Both radical and mainstream authors now frequently attack ‘neo-liberalism’ and ‘free-market fundamentalism’. But their alternative to these largely mythical creeds would be far, far worse.
Daniel Ben-Ami, Spiked
One of the great puzzles of contemporary political debate is what exactly critics of Western governments mean by the term ‘neo-liberalism’. Typically, the concept is associated with the ideas propagated by a familiar cast of conservative villains, including Margaret Thatcher, Ronald Reagan and Rupert Murdoch’s Fox News. Behind the scenes, pulling the strings, are said to be the financial powers of Wall Street and the City of London. But this will not do as a definition. It is rarely made clear whether the ultimate object of their attack is a theory, a set of policies, a phase of capitalism, or something else.
The mystery deepens when it comes to David Harvey, one of the most sophisticated exponents of the concept of neo-liberalism.

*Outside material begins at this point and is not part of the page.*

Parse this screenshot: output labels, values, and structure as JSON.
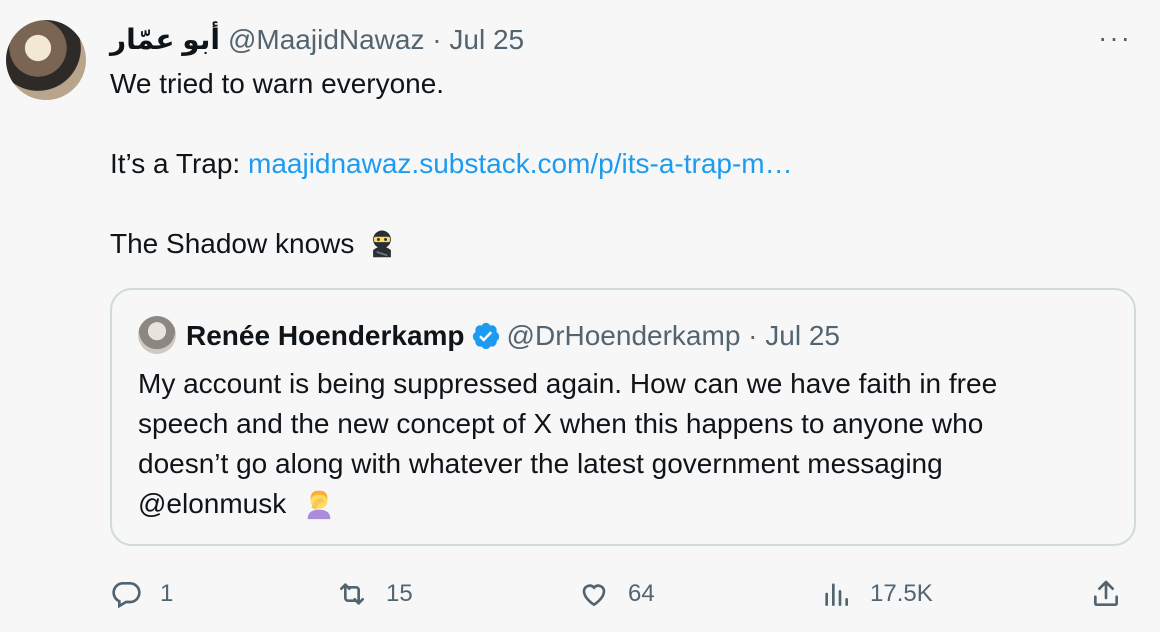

In the current intellectual climate, it would probably come as a surprise to many to learn that the work of a 75-year-old professor of anthropology and self-proclaimed Marxist is so popular. Yet his 2010 YouTube lecture on the crises of capitalism has received over one million hits. Other critics of neo-liberalism also widely cite Harvey’s many books as authorities on the subject.

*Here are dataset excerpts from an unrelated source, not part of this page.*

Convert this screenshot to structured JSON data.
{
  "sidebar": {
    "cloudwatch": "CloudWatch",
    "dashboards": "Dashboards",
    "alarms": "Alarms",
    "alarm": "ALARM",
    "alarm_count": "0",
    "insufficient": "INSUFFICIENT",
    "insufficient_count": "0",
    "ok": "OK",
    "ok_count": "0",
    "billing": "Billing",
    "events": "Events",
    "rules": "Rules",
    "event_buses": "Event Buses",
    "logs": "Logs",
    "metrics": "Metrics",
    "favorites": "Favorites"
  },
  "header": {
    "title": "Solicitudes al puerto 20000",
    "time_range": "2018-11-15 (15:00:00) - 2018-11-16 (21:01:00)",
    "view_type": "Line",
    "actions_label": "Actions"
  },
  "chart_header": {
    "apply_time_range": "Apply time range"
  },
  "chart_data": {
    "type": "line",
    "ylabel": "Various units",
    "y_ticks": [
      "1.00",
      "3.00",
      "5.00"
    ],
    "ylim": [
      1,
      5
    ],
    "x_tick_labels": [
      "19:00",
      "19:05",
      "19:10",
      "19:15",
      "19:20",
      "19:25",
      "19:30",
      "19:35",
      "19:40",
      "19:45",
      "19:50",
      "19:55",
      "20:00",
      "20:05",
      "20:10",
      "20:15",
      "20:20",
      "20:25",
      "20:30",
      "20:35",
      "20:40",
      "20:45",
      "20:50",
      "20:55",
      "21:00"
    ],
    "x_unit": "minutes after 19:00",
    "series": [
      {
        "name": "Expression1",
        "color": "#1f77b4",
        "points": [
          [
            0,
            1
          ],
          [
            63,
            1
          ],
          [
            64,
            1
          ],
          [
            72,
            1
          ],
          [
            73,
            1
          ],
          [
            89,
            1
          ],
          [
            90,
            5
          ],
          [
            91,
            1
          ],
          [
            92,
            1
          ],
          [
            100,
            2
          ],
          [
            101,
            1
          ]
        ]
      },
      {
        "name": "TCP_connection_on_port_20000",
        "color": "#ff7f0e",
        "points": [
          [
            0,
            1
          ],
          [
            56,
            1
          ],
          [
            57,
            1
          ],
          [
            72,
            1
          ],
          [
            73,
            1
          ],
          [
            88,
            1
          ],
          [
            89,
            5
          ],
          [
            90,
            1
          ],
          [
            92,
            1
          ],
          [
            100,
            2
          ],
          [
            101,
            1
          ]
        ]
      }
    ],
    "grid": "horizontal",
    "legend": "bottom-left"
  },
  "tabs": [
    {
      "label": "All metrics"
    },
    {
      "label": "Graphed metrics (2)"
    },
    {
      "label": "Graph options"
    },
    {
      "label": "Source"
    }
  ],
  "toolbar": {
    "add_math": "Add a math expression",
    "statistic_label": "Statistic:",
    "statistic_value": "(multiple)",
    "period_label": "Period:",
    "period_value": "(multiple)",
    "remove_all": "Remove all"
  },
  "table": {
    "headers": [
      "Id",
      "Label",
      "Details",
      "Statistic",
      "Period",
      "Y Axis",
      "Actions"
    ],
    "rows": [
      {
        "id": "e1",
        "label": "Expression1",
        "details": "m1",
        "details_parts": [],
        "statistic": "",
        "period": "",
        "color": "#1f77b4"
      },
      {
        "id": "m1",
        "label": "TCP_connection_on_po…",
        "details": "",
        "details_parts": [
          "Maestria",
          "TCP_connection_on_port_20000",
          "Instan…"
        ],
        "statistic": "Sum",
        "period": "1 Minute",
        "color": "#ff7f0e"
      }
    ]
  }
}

Fortunately the publication in paperback of Harvey’s latest book, The Enigma of Capital, provides an opportunity to probe the notion of neo-liberalism more closely. If anyone can spell out exactly what it means it should be him. Indeed, by page 10 he does attempt to define the term: ‘My view is that it refers to a class project that coalesced in the 1970s. Masked by a lot of rhetoric about individual freedom, liberty, personal responsibility and the virtues of privatisation, it legitimised draconian policies designed to restore and consolidate capitalist class power.’

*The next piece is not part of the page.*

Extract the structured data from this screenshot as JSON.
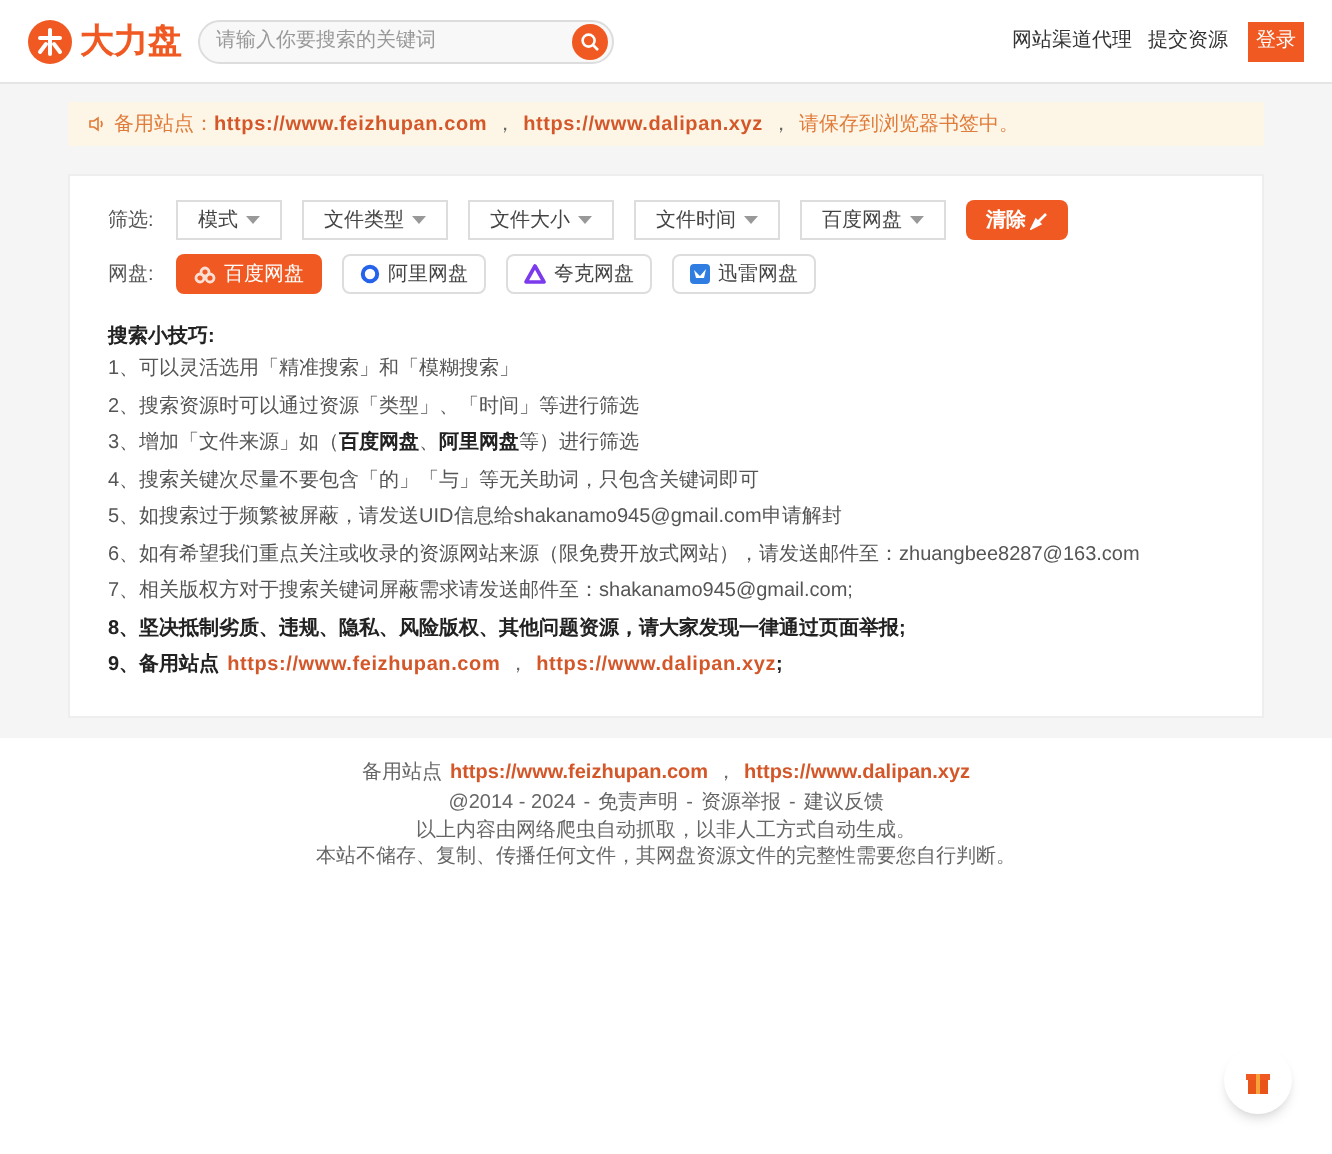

But on closer inspection, even this definition is ambiguous. Are the ideas he mentions just superficial ‘rhetoric’ or is the legitimising role of this ideology the defining feature of the neo-liberal project? Or perhaps the draconian policies themselves are the essence of neo-liberalism? The whole of Harvey’s work is imbued with such lack of precision, and sometimes even with blatant inconsistencies.